Just don’t try selling it to Bob Janjuah, the flame-throwing co-head of global macro research at Nomura Securities, who believes decoupling is a myth that will be exposed sooner rather than later.
“Yet again, and certainly for the third year in a row, we are being told that the U.S. is over the worst and that a sustainable recovery is here,” Janjuah told clients. “We are expected to believe another ‘decoupling’ fairytale, only this time around neither Asia/EM (emerging markets) nor the Eurozone really matter to the U.S. economy.”
Inaction by leaders both in Europe and the U.S. to attack dual debt crises will hit investors later in the year, he said. In particular, he attacks the “neo-communist experiment in the West that relies on more debt and printing money in order to maintain the status quo.”
More specifically, Janjuah said a full default – rather than the partial, ostensibly voluntary investor haircuts that have taken place so far – will lay waste to the notion that Europe’s problems can be isolated.
Not even more quantitative easing measures from the U.S. Federal Reserve or European Central Bank will be able to prevent the ensuing economic collapse, according to the forecast.
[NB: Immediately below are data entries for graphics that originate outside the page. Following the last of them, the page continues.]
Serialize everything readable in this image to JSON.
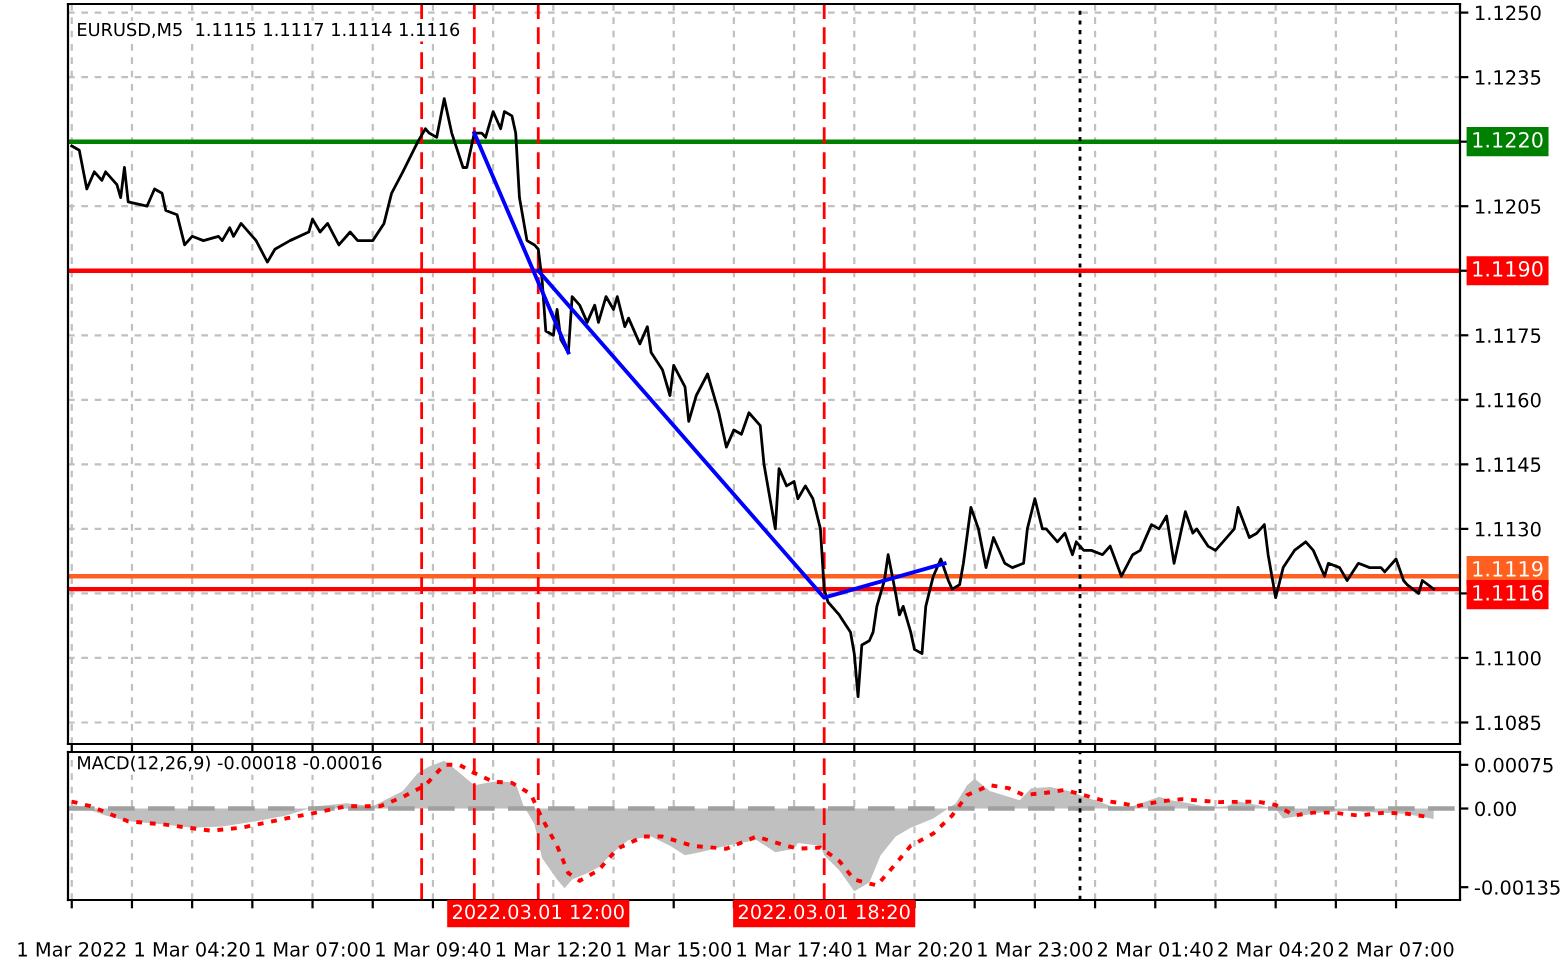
{
  "chart_data": [
    {
      "type": "line",
      "title": "EURUSD,M5  1.1115 1.1117 1.1114 1.1116",
      "series": [
        {
          "color": "#000000",
          "x": [
            "2022-03-01T01:40",
            "2022-03-01T01:50",
            "2022-03-01T02:00",
            "2022-03-01T02:10",
            "2022-03-01T02:20",
            "2022-03-01T02:25",
            "2022-03-01T02:40",
            "2022-03-01T02:45",
            "2022-03-01T02:50",
            "2022-03-01T02:55",
            "2022-03-01T03:20",
            "2022-03-01T03:30",
            "2022-03-01T03:40",
            "2022-03-01T03:45",
            "2022-03-01T04:00",
            "2022-03-01T04:10",
            "2022-03-01T04:20",
            "2022-03-01T04:35",
            "2022-03-01T04:55",
            "2022-03-01T05:00",
            "2022-03-01T05:10",
            "2022-03-01T05:15",
            "2022-03-01T05:25",
            "2022-03-01T05:45",
            "2022-03-01T06:00",
            "2022-03-01T06:10",
            "2022-03-01T06:30",
            "2022-03-01T06:55",
            "2022-03-01T07:00",
            "2022-03-01T07:10",
            "2022-03-01T07:20",
            "2022-03-01T07:35",
            "2022-03-01T07:50",
            "2022-03-01T08:00",
            "2022-03-01T08:20",
            "2022-03-01T08:35",
            "2022-03-01T08:45",
            "2022-03-01T09:00",
            "2022-03-01T09:20",
            "2022-03-01T09:30",
            "2022-03-01T09:35",
            "2022-03-01T09:45",
            "2022-03-01T09:55",
            "2022-03-01T10:05",
            "2022-03-01T10:20",
            "2022-03-01T10:25",
            "2022-03-01T10:35",
            "2022-03-01T10:45",
            "2022-03-01T10:50",
            "2022-03-01T11:00",
            "2022-03-01T11:10",
            "2022-03-01T11:15",
            "2022-03-01T11:25",
            "2022-03-01T11:30",
            "2022-03-01T11:35",
            "2022-03-01T11:45",
            "2022-03-01T11:55",
            "2022-03-01T12:00",
            "2022-03-01T12:05",
            "2022-03-01T12:10",
            "2022-03-01T12:20",
            "2022-03-01T12:25",
            "2022-03-01T12:30",
            "2022-03-01T12:40",
            "2022-03-01T12:45",
            "2022-03-01T12:55",
            "2022-03-01T13:05",
            "2022-03-01T13:15",
            "2022-03-01T13:20",
            "2022-03-01T13:30",
            "2022-03-01T13:40",
            "2022-03-01T13:45",
            "2022-03-01T13:55",
            "2022-03-01T14:00",
            "2022-03-01T14:15",
            "2022-03-01T14:25",
            "2022-03-01T14:30",
            "2022-03-01T14:45",
            "2022-03-01T14:55",
            "2022-03-01T15:00",
            "2022-03-01T15:15",
            "2022-03-01T15:20",
            "2022-03-01T15:30",
            "2022-03-01T15:45",
            "2022-03-01T16:00",
            "2022-03-01T16:10",
            "2022-03-01T16:20",
            "2022-03-01T16:30",
            "2022-03-01T16:40",
            "2022-03-01T16:55",
            "2022-03-01T17:00",
            "2022-03-01T17:15",
            "2022-03-01T17:20",
            "2022-03-01T17:30",
            "2022-03-01T17:40",
            "2022-03-01T17:45",
            "2022-03-01T17:55",
            "2022-03-01T18:05",
            "2022-03-01T18:15",
            "2022-03-01T18:20",
            "2022-03-01T18:25",
            "2022-03-01T18:40",
            "2022-03-01T18:55",
            "2022-03-01T19:00",
            "2022-03-01T19:05",
            "2022-03-01T19:10",
            "2022-03-01T19:20",
            "2022-03-01T19:25",
            "2022-03-01T19:30",
            "2022-03-01T19:40",
            "2022-03-01T19:45",
            "2022-03-01T19:55",
            "2022-03-01T20:00",
            "2022-03-01T20:05",
            "2022-03-01T20:15",
            "2022-03-01T20:20",
            "2022-03-01T20:30",
            "2022-03-01T20:35",
            "2022-03-01T20:45",
            "2022-03-01T20:55",
            "2022-03-01T21:05",
            "2022-03-01T21:10",
            "2022-03-01T21:20",
            "2022-03-01T21:25",
            "2022-03-01T21:35",
            "2022-03-01T21:45",
            "2022-03-01T21:55",
            "2022-03-01T22:05",
            "2022-03-01T22:20",
            "2022-03-01T22:30",
            "2022-03-01T22:45",
            "2022-03-01T22:50",
            "2022-03-01T23:00",
            "2022-03-01T23:10",
            "2022-03-01T23:15",
            "2022-03-01T23:30",
            "2022-03-01T23:40",
            "2022-03-01T23:50",
            "2022-03-01T23:55",
            "2022-03-02T00:05",
            "2022-03-02T00:15",
            "2022-03-02T00:30",
            "2022-03-02T00:40",
            "2022-03-02T00:55",
            "2022-03-02T01:10",
            "2022-03-02T01:20",
            "2022-03-02T01:35",
            "2022-03-02T01:45",
            "2022-03-02T01:55",
            "2022-03-02T02:05",
            "2022-03-02T02:20",
            "2022-03-02T02:30",
            "2022-03-02T02:35",
            "2022-03-02T02:50",
            "2022-03-02T03:00",
            "2022-03-02T03:10",
            "2022-03-02T03:25",
            "2022-03-02T03:30",
            "2022-03-02T03:45",
            "2022-03-02T03:55",
            "2022-03-02T04:05",
            "2022-03-02T04:10",
            "2022-03-02T04:20",
            "2022-03-02T04:30",
            "2022-03-02T04:45",
            "2022-03-02T05:00",
            "2022-03-02T05:10",
            "2022-03-02T05:25",
            "2022-03-02T05:30",
            "2022-03-02T05:45",
            "2022-03-02T05:55",
            "2022-03-02T06:10",
            "2022-03-02T06:25",
            "2022-03-02T06:40",
            "2022-03-02T06:45",
            "2022-03-02T07:00",
            "2022-03-02T07:10",
            "2022-03-02T07:15",
            "2022-03-02T07:30",
            "2022-03-02T07:35",
            "2022-03-02T07:50"
          ],
          "values": [
            1.1219,
            1.1218,
            1.1209,
            1.1213,
            1.1211,
            1.1213,
            1.121,
            1.1207,
            1.1214,
            1.1206,
            1.1205,
            1.1209,
            1.1208,
            1.1204,
            1.1203,
            1.1196,
            1.1198,
            1.1197,
            1.1198,
            1.1197,
            1.12,
            1.1198,
            1.1201,
            1.1197,
            1.1192,
            1.1195,
            1.1197,
            1.1199,
            1.1202,
            1.1199,
            1.1201,
            1.1196,
            1.1199,
            1.1197,
            1.1197,
            1.1201,
            1.1208,
            1.1213,
            1.122,
            1.1223,
            1.1222,
            1.1221,
            1.123,
            1.1222,
            1.1214,
            1.1214,
            1.1222,
            1.1222,
            1.1221,
            1.1227,
            1.1223,
            1.1227,
            1.1226,
            1.1222,
            1.1207,
            1.1197,
            1.1196,
            1.1195,
            1.1188,
            1.1176,
            1.1175,
            1.1181,
            1.1174,
            1.1171,
            1.1184,
            1.1182,
            1.1178,
            1.1182,
            1.1178,
            1.1184,
            1.1181,
            1.1184,
            1.1177,
            1.1179,
            1.1173,
            1.1177,
            1.1171,
            1.1167,
            1.1161,
            1.1168,
            1.1163,
            1.1155,
            1.1161,
            1.1166,
            1.1157,
            1.1149,
            1.1153,
            1.1152,
            1.1157,
            1.1154,
            1.1145,
            1.113,
            1.1144,
            1.114,
            1.1141,
            1.1137,
            1.114,
            1.1137,
            1.113,
            1.1116,
            1.1113,
            1.111,
            1.1106,
            1.1101,
            1.1091,
            1.1103,
            1.1104,
            1.1106,
            1.1112,
            1.1118,
            1.1124,
            1.1115,
            1.111,
            1.1112,
            1.1106,
            1.1102,
            1.1101,
            1.1112,
            1.1119,
            1.1123,
            1.1118,
            1.1116,
            1.1117,
            1.1122,
            1.1135,
            1.113,
            1.1121,
            1.1128,
            1.1122,
            1.1121,
            1.1122,
            1.113,
            1.1137,
            1.113,
            1.113,
            1.1127,
            1.1129,
            1.1124,
            1.1127,
            1.1125,
            1.1125,
            1.1124,
            1.1126,
            1.1119,
            1.1124,
            1.1125,
            1.1131,
            1.113,
            1.1133,
            1.1122,
            1.1134,
            1.1129,
            1.113,
            1.1126,
            1.1125,
            1.1127,
            1.113,
            1.1135,
            1.1128,
            1.1129,
            1.1131,
            1.1124,
            1.1114,
            1.1121,
            1.1125,
            1.1127,
            1.1125,
            1.1119,
            1.1122,
            1.1121,
            1.1118,
            1.1122,
            1.1121,
            1.1121,
            1.112,
            1.1123,
            1.1118,
            1.1117,
            1.1115,
            1.1118,
            1.1116
          ]
        },
        {
          "color": "#0000ff",
          "x": [
            "2022-03-01T10:35",
            "2022-03-01T12:40"
          ],
          "values": [
            1.1222,
            1.1171
          ]
        },
        {
          "color": "#0000ff",
          "x": [
            "2022-03-01T12:00",
            "2022-03-01T18:20",
            "2022-03-01T21:00"
          ],
          "values": [
            1.119,
            1.1114,
            1.1122
          ]
        }
      ],
      "xlim": [
        "2022-03-01T01:35",
        "2022-03-02T08:25"
      ],
      "ylim": [
        1.108,
        1.1252
      ],
      "xticks": [
        {
          "value": "2022-03-01T01:40",
          "label": null
        },
        {
          "value": "2022-03-01T03:00",
          "label": null
        },
        {
          "value": "2022-03-01T04:20",
          "label": null
        },
        {
          "value": "2022-03-01T05:40",
          "label": null
        },
        {
          "value": "2022-03-01T07:00",
          "label": null
        },
        {
          "value": "2022-03-01T08:20",
          "label": null
        },
        {
          "value": "2022-03-01T09:40",
          "label": null
        },
        {
          "value": "2022-03-01T11:00",
          "label": null
        },
        {
          "value": "2022-03-01T12:20",
          "label": null
        },
        {
          "value": "2022-03-01T13:40",
          "label": null
        },
        {
          "value": "2022-03-01T15:00",
          "label": null
        },
        {
          "value": "2022-03-01T16:20",
          "label": null
        },
        {
          "value": "2022-03-01T17:40",
          "label": null
        },
        {
          "value": "2022-03-01T19:00",
          "label": null
        },
        {
          "value": "2022-03-01T20:20",
          "label": null
        },
        {
          "value": "2022-03-01T21:40",
          "label": null
        },
        {
          "value": "2022-03-01T23:00",
          "label": null
        },
        {
          "value": "2022-03-02T00:20",
          "label": null
        },
        {
          "value": "2022-03-02T01:40",
          "label": null
        },
        {
          "value": "2022-03-02T03:00",
          "label": null
        },
        {
          "value": "2022-03-02T04:20",
          "label": null
        },
        {
          "value": "2022-03-02T05:40",
          "label": null
        },
        {
          "value": "2022-03-02T07:00",
          "label": null
        }
      ],
      "yticks": [
        {
          "value": 1.125,
          "label": "1.1250"
        },
        {
          "value": 1.1235,
          "label": "1.1235"
        },
        {
          "value": 1.122,
          "label": null
        },
        {
          "value": 1.1205,
          "label": "1.1205"
        },
        {
          "value": 1.119,
          "label": null
        },
        {
          "value": 1.1175,
          "label": "1.1175"
        },
        {
          "value": 1.116,
          "label": "1.1160"
        },
        {
          "value": 1.1145,
          "label": "1.1145"
        },
        {
          "value": 1.113,
          "label": "1.1130"
        },
        {
          "value": 1.1115,
          "label": null
        },
        {
          "value": 1.11,
          "label": "1.1100"
        },
        {
          "value": 1.1085,
          "label": "1.1085"
        }
      ],
      "tick_labels": "y",
      "grid": true,
      "legend": false,
      "ref_lines": [
        {
          "axis": "y",
          "value": 1.122,
          "label": "1.1220",
          "color": "#008000"
        },
        {
          "axis": "y",
          "value": 1.119,
          "label": "1.1190",
          "color": "#ff0000"
        },
        {
          "axis": "y",
          "value": 1.1119,
          "label": "1.1119",
          "color": "#ff6020"
        },
        {
          "axis": "y",
          "value": 1.1116,
          "label": "1.1116",
          "color": "#ff0000"
        },
        {
          "axis": "x",
          "value": "2022-03-01T09:25",
          "color": "#ff0000",
          "line_style": "dashed"
        },
        {
          "axis": "x",
          "value": "2022-03-01T10:35",
          "color": "#ff0000",
          "line_style": "dashed"
        },
        {
          "axis": "x",
          "value": "2022-03-01T12:00",
          "color": "#ff0000",
          "line_style": "dashed"
        },
        {
          "axis": "x",
          "value": "2022-03-01T18:20",
          "color": "#ff0000",
          "line_style": "dashed"
        },
        {
          "axis": "x",
          "value": "2022-03-02T00:00",
          "color": "#000000",
          "line_style": "dotted"
        }
      ]
    },
    {
      "type": "line",
      "title": "MACD(12,26,9) -0.00018 -0.00016",
      "series": [
        {
          "type": "area",
          "color": "#c0c0c0",
          "x": [
            "2022-03-01T01:40",
            "2022-03-01T01:50",
            "2022-03-01T02:25",
            "2022-03-01T02:55",
            "2022-03-01T03:40",
            "2022-03-01T04:20",
            "2022-03-01T05:00",
            "2022-03-01T05:45",
            "2022-03-01T06:25",
            "2022-03-01T07:05",
            "2022-03-01T07:45",
            "2022-03-01T08:20",
            "2022-03-01T08:45",
            "2022-03-01T09:00",
            "2022-03-01T09:20",
            "2022-03-01T09:35",
            "2022-03-01T09:55",
            "2022-03-01T10:10",
            "2022-03-01T10:35",
            "2022-03-01T11:00",
            "2022-03-01T11:15",
            "2022-03-01T11:30",
            "2022-03-01T11:40",
            "2022-03-01T11:55",
            "2022-03-01T12:05",
            "2022-03-01T12:25",
            "2022-03-01T12:35",
            "2022-03-01T12:45",
            "2022-03-01T13:05",
            "2022-03-01T13:20",
            "2022-03-01T13:40",
            "2022-03-01T14:00",
            "2022-03-01T14:30",
            "2022-03-01T14:55",
            "2022-03-01T15:15",
            "2022-03-01T15:35",
            "2022-03-01T16:10",
            "2022-03-01T16:50",
            "2022-03-01T17:15",
            "2022-03-01T17:40",
            "2022-03-01T17:45",
            "2022-03-01T18:15",
            "2022-03-01T18:20",
            "2022-03-01T18:40",
            "2022-03-01T19:00",
            "2022-03-01T19:20",
            "2022-03-01T19:35",
            "2022-03-01T19:55",
            "2022-03-01T20:15",
            "2022-03-01T20:45",
            "2022-03-01T21:15",
            "2022-03-01T21:30",
            "2022-03-01T21:40",
            "2022-03-01T22:00",
            "2022-03-01T22:25",
            "2022-03-01T22:40",
            "2022-03-01T22:55",
            "2022-03-01T23:20",
            "2022-03-01T23:45",
            "2022-03-02T00:05",
            "2022-03-02T00:20",
            "2022-03-02T00:45",
            "2022-03-02T00:55",
            "2022-03-02T01:10",
            "2022-03-02T01:45",
            "2022-03-02T02:00",
            "2022-03-02T02:25",
            "2022-03-02T02:50",
            "2022-03-02T03:15",
            "2022-03-02T03:30",
            "2022-03-02T03:55",
            "2022-03-02T04:20",
            "2022-03-02T04:30",
            "2022-03-02T04:55",
            "2022-03-02T05:20",
            "2022-03-02T05:55",
            "2022-03-02T06:35",
            "2022-03-02T07:10",
            "2022-03-02T07:25",
            "2022-03-02T07:50"
          ],
          "values": [
            6e-05,
            4e-05,
            -0.00012,
            -0.00022,
            -0.00027,
            -0.00033,
            -0.00031,
            -0.00022,
            -0.00012,
            4e-05,
            9e-05,
            4e-05,
            0.0002,
            0.0003,
            0.00061,
            0.00072,
            0.00082,
            0.00067,
            0.0004,
            0.00046,
            0.00046,
            0.00044,
            6e-05,
            -0.00027,
            -0.00085,
            -0.00122,
            -0.00137,
            -0.00122,
            -0.00111,
            -0.00101,
            -0.00075,
            -0.00054,
            -0.00048,
            -0.00064,
            -0.0008,
            -0.00075,
            -0.00064,
            -0.00054,
            -0.00075,
            -0.00069,
            -0.00059,
            -0.00064,
            -0.0008,
            -0.00106,
            -0.00142,
            -0.00127,
            -0.0008,
            -0.00048,
            -0.00033,
            -0.00017,
            9e-05,
            0.0004,
            0.00051,
            0.0003,
            0.0002,
            0.00014,
            0.00035,
            0.00037,
            0.0003,
            0.0002,
            0.00014,
            2e-05,
            -4e-05,
            4e-05,
            0.0002,
            0.00014,
            9e-05,
            2e-05,
            4e-05,
            0.00012,
            6e-05,
            -1e-05,
            -0.00017,
            -0.00012,
            -7e-05,
            -4e-05,
            -7e-05,
            -9e-05,
            -0.00012,
            -0.00018
          ]
        },
        {
          "type": "line",
          "color": "#ff0000",
          "line_style": "dotted",
          "x": [
            "2022-03-01T01:40",
            "2022-03-01T02:05",
            "2022-03-01T02:55",
            "2022-03-01T03:40",
            "2022-03-01T04:45",
            "2022-03-01T05:25",
            "2022-03-01T06:25",
            "2022-03-01T07:05",
            "2022-03-01T07:45",
            "2022-03-01T08:30",
            "2022-03-01T09:00",
            "2022-03-01T09:30",
            "2022-03-01T09:55",
            "2022-03-01T10:15",
            "2022-03-01T10:35",
            "2022-03-01T11:00",
            "2022-03-01T11:25",
            "2022-03-01T11:50",
            "2022-03-01T12:05",
            "2022-03-01T12:25",
            "2022-03-01T12:40",
            "2022-03-01T12:55",
            "2022-03-01T13:20",
            "2022-03-01T13:45",
            "2022-03-01T14:20",
            "2022-03-01T14:45",
            "2022-03-01T15:25",
            "2022-03-01T16:10",
            "2022-03-01T16:50",
            "2022-03-01T17:30",
            "2022-03-01T17:45",
            "2022-03-01T18:15",
            "2022-03-01T18:40",
            "2022-03-01T19:00",
            "2022-03-01T19:30",
            "2022-03-01T19:55",
            "2022-03-01T20:15",
            "2022-03-01T20:45",
            "2022-03-01T21:10",
            "2022-03-01T21:30",
            "2022-03-01T22:00",
            "2022-03-01T22:25",
            "2022-03-01T22:45",
            "2022-03-01T23:15",
            "2022-03-01T23:40",
            "2022-03-02T00:05",
            "2022-03-02T00:30",
            "2022-03-02T00:55",
            "2022-03-02T01:15",
            "2022-03-02T01:45",
            "2022-03-02T02:15",
            "2022-03-02T03:05",
            "2022-03-02T03:55",
            "2022-03-02T04:20",
            "2022-03-02T04:45",
            "2022-03-02T05:10",
            "2022-03-02T05:35",
            "2022-03-02T06:10",
            "2022-03-02T06:45",
            "2022-03-02T07:15",
            "2022-03-02T07:45"
          ],
          "values": [
            0.00012,
            4e-05,
            -0.00022,
            -0.00027,
            -0.00038,
            -0.00033,
            -0.00017,
            -7e-05,
            4e-05,
            4e-05,
            0.0002,
            0.0004,
            0.00075,
            0.00075,
            0.00061,
            0.00046,
            0.00044,
            0.00025,
            -0.00017,
            -0.00064,
            -0.00111,
            -0.00124,
            -0.00106,
            -0.00069,
            -0.00048,
            -0.00048,
            -0.00064,
            -0.00069,
            -0.00048,
            -0.00064,
            -0.00069,
            -0.00067,
            -0.0009,
            -0.00122,
            -0.00132,
            -0.00095,
            -0.00064,
            -0.00043,
            -0.00012,
            0.00023,
            0.0004,
            0.00035,
            0.00023,
            0.00027,
            0.00032,
            0.00023,
            0.00014,
            9e-05,
            4e-05,
            0.00012,
            0.00016,
            0.00011,
            0.00012,
            6e-05,
            -0.00012,
            -7e-05,
            -7e-05,
            -0.00012,
            -7e-05,
            -9e-05,
            -0.00015
          ]
        }
      ],
      "xlim": [
        "2022-03-01T01:35",
        "2022-03-02T08:25"
      ],
      "ylim": [
        -0.00157,
        0.00097
      ],
      "xticks": [
        {
          "value": "2022-03-01T01:40",
          "label": "1 Mar 2022"
        },
        {
          "value": "2022-03-01T03:00",
          "label": null
        },
        {
          "value": "2022-03-01T04:20",
          "label": "1 Mar 04:20"
        },
        {
          "value": "2022-03-01T05:40",
          "label": null
        },
        {
          "value": "2022-03-01T07:00",
          "label": "1 Mar 07:00"
        },
        {
          "value": "2022-03-01T08:20",
          "label": null
        },
        {
          "value": "2022-03-01T09:40",
          "label": "1 Mar 09:40"
        },
        {
          "value": "2022-03-01T11:00",
          "label": null
        },
        {
          "value": "2022-03-01T12:20",
          "label": "1 Mar 12:20"
        },
        {
          "value": "2022-03-01T13:40",
          "label": null
        },
        {
          "value": "2022-03-01T15:00",
          "label": "1 Mar 15:00"
        },
        {
          "value": "2022-03-01T16:20",
          "label": null
        },
        {
          "value": "2022-03-01T17:40",
          "label": "1 Mar 17:40"
        },
        {
          "value": "2022-03-01T19:00",
          "label": null
        },
        {
          "value": "2022-03-01T20:20",
          "label": "1 Mar 20:20"
        },
        {
          "value": "2022-03-01T21:40",
          "label": null
        },
        {
          "value": "2022-03-01T23:00",
          "label": "1 Mar 23:00"
        },
        {
          "value": "2022-03-02T00:20",
          "label": null
        },
        {
          "value": "2022-03-02T01:40",
          "label": "2 Mar 01:40"
        },
        {
          "value": "2022-03-02T03:00",
          "label": null
        },
        {
          "value": "2022-03-02T04:20",
          "label": "2 Mar 04:20"
        },
        {
          "value": "2022-03-02T05:40",
          "label": null
        },
        {
          "value": "2022-03-02T07:00",
          "label": "2 Mar 07:00"
        }
      ],
      "yticks": [
        {
          "value": 0.00075,
          "label": "0.00075"
        },
        {
          "value": 0,
          "label": "0.00"
        },
        {
          "value": -0.00135,
          "label": "-0.00135"
        }
      ],
      "grid": "x",
      "legend": false,
      "ref_lines": [
        {
          "axis": "y",
          "value": 0,
          "color": "#a0a0a0",
          "line_style": "dashed"
        },
        {
          "axis": "x",
          "value": "2022-03-01T09:25",
          "color": "#ff0000",
          "line_style": "dashed"
        },
        {
          "axis": "x",
          "value": "2022-03-01T10:35",
          "color": "#ff0000",
          "line_style": "dashed"
        },
        {
          "axis": "x",
          "value": "2022-03-01T12:00",
          "label": "2022.03.01 12:00",
          "color": "#ff0000",
          "line_style": "dashed"
        },
        {
          "axis": "x",
          "value": "2022-03-01T18:20",
          "label": "2022.03.01 18:20",
          "color": "#ff0000",
          "line_style": "dashed"
        },
        {
          "axis": "x",
          "value": "2022-03-02T00:00",
          "color": "#000000",
          "line_style": "dotted"
        }
      ]
    }
  ]
}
“The worst of the Eurozone mess is still ahead of us,” Janjuah said. “This is in spite of the attempts by the ECB and national Eurozone central banks to rule out QE with one hand, yet at the same time engaging in the worst form of policy behavior and de facto QE with the other and with a hard Greece default likely this quarter.”
Janjuah is swimming upstream in the decoupling argument, so long as equity markets are rallying.
Benjamin Bowler, global equity derivatives strategist at Bank of America Merrill Lynch, said implied volatility in the Standard & Poor’s 500 is in sharp decline, “suggesting that US markets appear to be decoupling from the travails of Europe.”
But Janjuah is sticking to his forecast – that global growth will hit the skids and the S&P 500 is on its way to 800 this year.
“One day, when we collectively abandon the neo-communist experiment in the West that relies on more debt and printing money in order to maintain the status quo, then I will hopefully have a different and far more positive view of the years ahead,” he said. “I look forward to this time. But for now, expect more of the same as in 2011.”